I wonder now how often you think of us. If the bruises have faded enough that touching the memory of our time together brings you something sweeter than the end – something like the applause you got in a restaurant at two am when you proposed a toast to me to the entire dining room on what may, or may not have been our six month anniversary. I am two sentences into this letter, and already in tears. For years, people have known of you only by vague reference. My first fiancee (now the first of two failed engagements), or by quick anecdotes, referenced and put away before they can ask me: do you still love him?
Yes.
I crushed your every hope of our life together – the life where your mother made my wedding dress and you invited the people from your company that I would see later on dinner cruises, perched on your arm like a hawk. Bird of prey, hooded, with leather wrapped round my ankles, trained to return to your call. I was not ready to be put on display – and not in the way you may have thought. In a world where so much of your first impression was me on your arm, me hosting dinner parties for your co-workers, me as your wife…I knew I would fail and fall short.
You thought it would be so simple as a quick act, put on these clothes, speak this way, just until they’re gone. Put forth the image the cage door is locked and step outside when no one is looking. Pretend that your wildness is the kind that can be hooded and put to hunt…let show them how watching you catch rabbits is a gentleman’s game. But that wasn’t the kind of wildness that sunk its teeth into me and curled around my heart.
Robbed of stripes, I would still be a tiger. Without the bold orange markings I could look sophisticated, domesticated in basic black – black velvet cocktail dress, black strappy high heels that I could push into the edge of elegant, manicured nails on hands trained to mix a perfect martini. I would have to put them on to hide the claws, put on a mask to hide the eyes, and put on a show of compliance.

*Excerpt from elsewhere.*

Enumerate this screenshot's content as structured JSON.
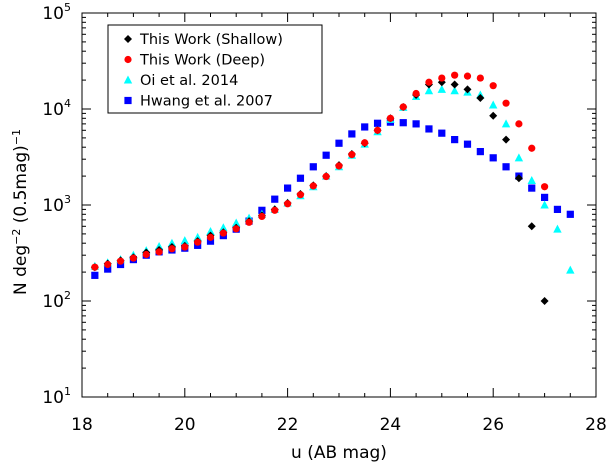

Until they found out. Until they saw me prowl through the embittered short-cropped lawn of the corporate office with trees forced into alien shapes too stubby to provide cover. Until the congregation of your church found out I sank to my knees before an altar not dedicated to their god and offered my blood up with incense and prayers. And your mother…no amount of camouflage could cover my pale skin, no matter how long I spent lying in the sun, no one would ever mistake me for a child of Africa. And that, as she made clear, was a thing irreconcilable with what she wanted for you. Your grandmother asked me once if I had refused to have sex yet with you because you were black. Here I am, trying to summon up the courage to lose my virginity after a sexually abusive relationship and there was your family throwing that into it.
To say nothing of how I held my tongue while your mother criticized my family. The harsh judgement she waited for, the jokes, the hatred, the resentment…if she could accept other people for who they were and not the color of their skin, maybe she could have understood that other people in the world have been past it for years, children raised never taught to judge her like she judged them. It made for a tense conversation to say the least, about what kind of bridal lace I liked most my wondering if she would ever think of me as family while she wondered when I would betray you.
It wasn’t your mother. Oh, I hated watching her watch me, and I hated knowing what she thought of me, but you were worth the awkward family dinners. It was everything together, all of the thousand expectations of perfection. It was knowing that I couldn’t pretend forever without a slip somewhere – betraying that the wild had crept into me with the water of the creek I played in as a child; that with tolerance came the mother who told me stories about protests and civil disobedience and taught me to speak for what I believed in, loudly and without shame; that with compassion came the need to protect whatever I could of the world; that the molten gold in my eyes could not be untangled from poetry that could not be read at board meetings.
I would have ruined you. And somewhere you knew that. You didn’t care. You fell in love with a tiger for a reason. You were drawn to the wildness, the poems, the way I saw the world – and you thought nothing was worth giving that up. You would have watched the castle crumble around us and then your soul snag and unravel against the sharp edges on my teeth and claws, and you would have still meant it when you told me that our love was worth anything.
I left you you because I was not worth your soul, because love should not devour dreams, because our love should protect us both. I let it protect you when I told you it was over. I lied when I told you I didn’t love you. I died when you condemned me for it. I left you because I loved you more than I loved myself, because I cherished your dreams with the same violent ferocity I cherished my own. I left because there was no right answer to the question of which of us had to break to fit. I left because no matter who gave, the jagged edges left behind would shred the other. I left because love is absolute even when the sacrifices it demands are brutal. I left because it was the one thing you couldn’t do. I left you because you reminded me I was a tiger, and tigers are strong enough to do anything.
this is one of the most eloquent, and beautiful insights into love and the human spirit i have ever written. you have touched me in a way i dont think you could understand. my deepest feelings go out to you and the object of your affection in this letter. i wish you could have foudn a way to make things work, but i understand why you could not. i wish you both the most, true, beautiful happiness, and i hope beyond hope that you may find a love like this again.
if you the writer still check this can you reply?